Kini ia memandangi minho yang tengah menahan air mata dipelupuk matanya agar tak terjatuh membasahi pipinya. Jiyeon heran mengapa minho terlihat semengerikan itu, ini adalah kali pertama jiyeon melihat minho menangis.
“mengerikan !” geming jiyeon dengan butiran air mata yang mulai menyembul keluar di ekor matanya.
“wae ? kenapa kau menangis ? hentikan ! aku tidak suka !” bentak jiyeon seraya mencoba mendorong kuat tubuh minho yang ada dihadapannya. Tapi jiyeon tak putus asa ia terus mencoba menggoncangkan tubuh minho. Alhasil ia yang malah jatuh terdorong pantulan energi yang ia lakukan sendiri. Ia jatuh dihadapan kelopak bunga mawar yang ia coba pungut tadi. Air matanya mengalir deras, membasahi sekujur wajahnya. Ia memukul mukul tanah dengan tangannya yang kuat mengepal.
“wae-yo ? kenapa mati seperti ini ? saat aku hidup aku tidak takut mati, kenapa saat mati aku merasa sedih. Kenapa meraih seseorang yang kucintai saja sangat susah. Apa yang harus aku lakukan ?” nada bicara jiyeon semakin berat karena merasa kesedihan yang begitu dalam karena telah menyadari kenyataan ia akan pergi meninggalkan minho untuk selamanya.

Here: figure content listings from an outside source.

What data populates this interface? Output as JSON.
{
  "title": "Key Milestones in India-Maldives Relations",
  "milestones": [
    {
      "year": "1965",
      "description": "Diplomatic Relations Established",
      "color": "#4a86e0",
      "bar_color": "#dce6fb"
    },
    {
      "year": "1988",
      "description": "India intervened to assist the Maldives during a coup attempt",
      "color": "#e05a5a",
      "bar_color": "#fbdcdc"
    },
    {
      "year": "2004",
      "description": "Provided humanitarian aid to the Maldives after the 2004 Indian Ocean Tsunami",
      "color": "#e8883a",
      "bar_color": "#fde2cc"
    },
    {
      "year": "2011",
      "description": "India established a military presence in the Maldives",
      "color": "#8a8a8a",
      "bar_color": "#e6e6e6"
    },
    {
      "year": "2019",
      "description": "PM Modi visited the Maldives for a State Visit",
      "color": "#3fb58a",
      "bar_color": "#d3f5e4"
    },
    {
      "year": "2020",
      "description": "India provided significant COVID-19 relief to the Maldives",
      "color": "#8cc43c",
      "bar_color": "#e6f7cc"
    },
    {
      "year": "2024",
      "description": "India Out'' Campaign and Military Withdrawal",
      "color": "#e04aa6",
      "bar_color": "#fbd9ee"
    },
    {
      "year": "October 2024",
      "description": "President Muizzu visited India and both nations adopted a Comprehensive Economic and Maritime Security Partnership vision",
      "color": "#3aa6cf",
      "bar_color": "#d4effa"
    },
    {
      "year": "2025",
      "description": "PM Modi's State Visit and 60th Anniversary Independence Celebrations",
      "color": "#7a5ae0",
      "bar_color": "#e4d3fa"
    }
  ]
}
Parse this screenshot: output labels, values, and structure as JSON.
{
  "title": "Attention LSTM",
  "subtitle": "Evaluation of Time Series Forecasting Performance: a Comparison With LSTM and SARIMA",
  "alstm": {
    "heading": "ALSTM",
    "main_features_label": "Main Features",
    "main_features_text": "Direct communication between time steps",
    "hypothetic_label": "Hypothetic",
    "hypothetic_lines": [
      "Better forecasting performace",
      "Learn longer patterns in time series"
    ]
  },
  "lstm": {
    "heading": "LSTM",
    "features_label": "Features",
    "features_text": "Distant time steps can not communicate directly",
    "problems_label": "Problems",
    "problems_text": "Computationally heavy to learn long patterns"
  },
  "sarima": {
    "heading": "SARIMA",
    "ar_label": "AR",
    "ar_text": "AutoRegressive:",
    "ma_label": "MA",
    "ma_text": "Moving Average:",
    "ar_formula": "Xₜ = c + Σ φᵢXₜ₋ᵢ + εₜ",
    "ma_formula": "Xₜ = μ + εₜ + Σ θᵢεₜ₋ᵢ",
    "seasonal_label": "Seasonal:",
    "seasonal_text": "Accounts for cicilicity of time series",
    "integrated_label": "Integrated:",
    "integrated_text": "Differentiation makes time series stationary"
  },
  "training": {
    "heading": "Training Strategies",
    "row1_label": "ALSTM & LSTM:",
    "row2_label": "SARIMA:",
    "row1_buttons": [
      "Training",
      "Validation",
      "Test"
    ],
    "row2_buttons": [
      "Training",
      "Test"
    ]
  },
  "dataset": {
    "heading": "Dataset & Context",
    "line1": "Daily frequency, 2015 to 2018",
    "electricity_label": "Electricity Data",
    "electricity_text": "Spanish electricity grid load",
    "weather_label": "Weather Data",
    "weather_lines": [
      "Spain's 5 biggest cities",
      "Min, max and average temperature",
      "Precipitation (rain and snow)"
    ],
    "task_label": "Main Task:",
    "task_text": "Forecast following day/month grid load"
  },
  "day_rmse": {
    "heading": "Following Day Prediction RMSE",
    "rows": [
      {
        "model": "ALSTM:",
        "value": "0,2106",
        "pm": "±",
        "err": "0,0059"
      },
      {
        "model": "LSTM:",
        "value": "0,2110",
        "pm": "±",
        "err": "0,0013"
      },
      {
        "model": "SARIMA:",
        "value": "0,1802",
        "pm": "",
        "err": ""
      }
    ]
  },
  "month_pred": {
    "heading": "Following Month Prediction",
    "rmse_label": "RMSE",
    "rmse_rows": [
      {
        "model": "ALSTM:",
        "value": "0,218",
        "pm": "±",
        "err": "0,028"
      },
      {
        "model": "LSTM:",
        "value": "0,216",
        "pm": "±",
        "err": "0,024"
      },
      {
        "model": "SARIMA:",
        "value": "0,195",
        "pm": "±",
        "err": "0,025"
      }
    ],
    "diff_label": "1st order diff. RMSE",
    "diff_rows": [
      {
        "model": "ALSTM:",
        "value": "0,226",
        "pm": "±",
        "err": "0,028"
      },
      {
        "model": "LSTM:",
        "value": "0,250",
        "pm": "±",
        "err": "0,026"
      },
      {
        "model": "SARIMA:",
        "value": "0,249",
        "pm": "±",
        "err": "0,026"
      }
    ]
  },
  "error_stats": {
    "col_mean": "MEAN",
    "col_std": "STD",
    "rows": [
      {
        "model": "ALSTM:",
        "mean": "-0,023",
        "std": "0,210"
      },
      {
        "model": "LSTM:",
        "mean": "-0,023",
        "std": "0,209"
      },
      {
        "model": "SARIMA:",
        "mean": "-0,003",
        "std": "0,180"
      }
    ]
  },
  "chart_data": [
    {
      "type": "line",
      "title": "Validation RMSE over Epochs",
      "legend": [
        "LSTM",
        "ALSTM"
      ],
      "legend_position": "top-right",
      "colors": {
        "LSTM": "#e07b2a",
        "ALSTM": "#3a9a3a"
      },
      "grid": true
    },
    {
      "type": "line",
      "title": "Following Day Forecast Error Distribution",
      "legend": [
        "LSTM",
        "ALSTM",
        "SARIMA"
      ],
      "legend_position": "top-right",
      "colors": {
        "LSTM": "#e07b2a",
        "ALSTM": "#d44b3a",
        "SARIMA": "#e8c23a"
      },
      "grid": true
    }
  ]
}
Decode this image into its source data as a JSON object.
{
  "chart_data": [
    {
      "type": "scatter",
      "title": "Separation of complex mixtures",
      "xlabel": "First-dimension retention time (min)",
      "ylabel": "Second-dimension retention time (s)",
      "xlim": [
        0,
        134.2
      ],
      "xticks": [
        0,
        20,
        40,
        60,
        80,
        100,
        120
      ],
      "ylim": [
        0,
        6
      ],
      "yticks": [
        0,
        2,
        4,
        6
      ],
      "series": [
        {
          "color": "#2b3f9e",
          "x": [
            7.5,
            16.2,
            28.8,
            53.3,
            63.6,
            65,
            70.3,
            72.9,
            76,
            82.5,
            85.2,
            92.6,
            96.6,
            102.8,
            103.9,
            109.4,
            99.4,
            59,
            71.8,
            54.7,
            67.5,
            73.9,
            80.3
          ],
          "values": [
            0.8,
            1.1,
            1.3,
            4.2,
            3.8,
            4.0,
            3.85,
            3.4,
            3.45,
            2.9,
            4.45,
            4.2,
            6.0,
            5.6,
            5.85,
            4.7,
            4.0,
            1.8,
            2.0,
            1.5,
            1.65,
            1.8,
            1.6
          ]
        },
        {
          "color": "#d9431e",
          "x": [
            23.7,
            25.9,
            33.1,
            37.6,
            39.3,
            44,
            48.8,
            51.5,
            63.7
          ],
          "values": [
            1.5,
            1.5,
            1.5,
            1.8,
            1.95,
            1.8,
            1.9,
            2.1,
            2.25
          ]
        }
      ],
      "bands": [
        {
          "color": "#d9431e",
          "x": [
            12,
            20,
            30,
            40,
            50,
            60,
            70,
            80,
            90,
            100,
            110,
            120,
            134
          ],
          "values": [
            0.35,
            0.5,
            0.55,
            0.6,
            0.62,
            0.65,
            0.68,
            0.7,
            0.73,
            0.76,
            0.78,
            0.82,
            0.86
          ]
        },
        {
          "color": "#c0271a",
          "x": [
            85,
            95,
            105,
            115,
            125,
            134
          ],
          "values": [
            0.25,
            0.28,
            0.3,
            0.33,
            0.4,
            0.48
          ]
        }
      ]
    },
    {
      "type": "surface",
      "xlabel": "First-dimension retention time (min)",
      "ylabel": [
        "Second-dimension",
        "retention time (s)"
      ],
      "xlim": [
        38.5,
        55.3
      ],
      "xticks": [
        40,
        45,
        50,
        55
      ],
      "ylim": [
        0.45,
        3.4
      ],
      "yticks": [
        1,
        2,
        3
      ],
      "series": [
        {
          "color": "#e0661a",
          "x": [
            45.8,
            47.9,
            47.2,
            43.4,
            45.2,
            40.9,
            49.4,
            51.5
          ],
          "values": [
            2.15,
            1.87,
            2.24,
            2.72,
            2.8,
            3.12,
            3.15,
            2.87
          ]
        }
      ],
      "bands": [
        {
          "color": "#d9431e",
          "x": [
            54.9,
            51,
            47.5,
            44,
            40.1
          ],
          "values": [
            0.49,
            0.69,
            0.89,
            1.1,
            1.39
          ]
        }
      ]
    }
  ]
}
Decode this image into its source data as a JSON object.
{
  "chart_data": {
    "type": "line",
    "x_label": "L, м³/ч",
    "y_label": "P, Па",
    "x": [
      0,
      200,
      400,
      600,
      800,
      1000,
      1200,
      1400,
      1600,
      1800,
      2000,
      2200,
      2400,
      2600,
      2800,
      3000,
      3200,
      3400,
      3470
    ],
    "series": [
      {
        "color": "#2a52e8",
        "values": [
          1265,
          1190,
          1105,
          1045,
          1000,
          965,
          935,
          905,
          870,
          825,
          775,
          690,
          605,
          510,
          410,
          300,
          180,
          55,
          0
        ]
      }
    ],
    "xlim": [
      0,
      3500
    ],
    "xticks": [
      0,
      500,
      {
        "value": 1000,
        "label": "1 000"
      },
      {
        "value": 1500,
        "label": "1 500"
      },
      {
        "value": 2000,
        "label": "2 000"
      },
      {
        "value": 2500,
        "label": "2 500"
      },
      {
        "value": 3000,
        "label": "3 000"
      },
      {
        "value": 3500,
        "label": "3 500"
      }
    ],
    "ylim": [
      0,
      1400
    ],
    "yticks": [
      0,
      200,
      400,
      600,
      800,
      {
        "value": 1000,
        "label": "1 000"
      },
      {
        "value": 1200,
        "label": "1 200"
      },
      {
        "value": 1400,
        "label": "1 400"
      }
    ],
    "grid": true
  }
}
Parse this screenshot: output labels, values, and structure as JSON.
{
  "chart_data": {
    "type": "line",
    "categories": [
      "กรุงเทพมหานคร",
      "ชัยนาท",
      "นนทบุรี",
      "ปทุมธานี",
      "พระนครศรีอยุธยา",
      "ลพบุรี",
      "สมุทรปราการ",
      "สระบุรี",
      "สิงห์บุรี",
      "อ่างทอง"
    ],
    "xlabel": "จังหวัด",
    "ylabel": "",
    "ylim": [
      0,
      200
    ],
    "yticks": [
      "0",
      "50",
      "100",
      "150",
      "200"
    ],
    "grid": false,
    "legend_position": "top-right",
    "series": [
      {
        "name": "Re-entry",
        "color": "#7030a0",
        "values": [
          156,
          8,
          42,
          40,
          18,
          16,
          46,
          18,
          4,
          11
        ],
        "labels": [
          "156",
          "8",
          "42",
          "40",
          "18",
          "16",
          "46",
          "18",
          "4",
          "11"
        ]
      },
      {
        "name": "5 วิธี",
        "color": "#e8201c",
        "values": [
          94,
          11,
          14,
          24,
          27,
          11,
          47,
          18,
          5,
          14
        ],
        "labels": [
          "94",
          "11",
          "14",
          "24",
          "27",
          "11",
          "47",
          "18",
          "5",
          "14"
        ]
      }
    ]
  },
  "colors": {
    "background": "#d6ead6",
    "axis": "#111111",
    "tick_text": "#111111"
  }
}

“ya ! minho ! kenapa kau harus menangis ! kematian adalah takdir ! semua orang pasti akan mati. Dan aku tahu pasti kau sudah mengetahui aku akan segera mati.” Teriak jiyeon yang sama sekali tak minho dengarkan.
“bahkan saat aku bertemu dirimu dikehidupan selanjutnya. Aku tak akan mau menyerahkan hidupku dengan lelaki cengeng sepertimu. Kumohon hentikan tangismu !” jiyeon tak kuat lagi menahan segala beban yang ada dihatinya, baginya melihat seorang yang amat ia sayangi adalah suatu yang sangat mengerikan. Ia lebih baik menggoreskan pisau diseluruh tubuhnya dari pada harus melihat pemandangan ini.
Sinar putih menyala begitu terang dihadapannya, semuanya yang ada disekitar jiyeon kini hanyalah biasan cahaya yang menyebar membentuk suatu gradasi yang menyilaukan. Ia segera berdiri dari posisinya tadi, dan segera menyeka air matanya dengan kedua tangannya. Berkali-kali ia melihat kesekeliling tapi yang ia temukan adalah biasan cahaya putih.
“apa sekarang saatnya ?” tanyanya mencoba mendapat jawaban.
“baiklah. Aku akan pergi.” Ucap jiyeon, dengan langkah kaki tetap ia berjalan mendekati sumber cahaya itu. Berbanding terbalik dengan isi hatinya yang amat sangat ingin kembali keruang inapnya untuk memeluk minho.
“aku sudah dilahirkan untuk mati, Ayah ibuku, bahkan tak menginginkanku aku sangat membenci mereka, tapi sekarang aku sadar mereka membuangku karena tak ingin kehilanganku setelahnya. yang kudapat dari kehidupanku hanyalah rasa bahagia bisa mencintai seorang choi minho. Tapi jika Kau ijinkan aku untuk kembali sebentar kedunia, aku berjanji akan menghapuskan air matanya. Aku tidak ingin hidup sebagai kesedihan didalam hidup seseorang, cukup diriku saja yang menyedihkan.” Geming jiyeon yang mengiringi setiap jengkal langkah kakinya.
Sampai akhirnya ia berhenti di ujung sumber cahaya itu, ia menemukan sebuah pintu berwarna putih yang ia anggap sebagai pintu masuk kedunianya yang baru. Perlahan ia menempatkan telapak tangannya di handle pintu yang berbalut emas itu.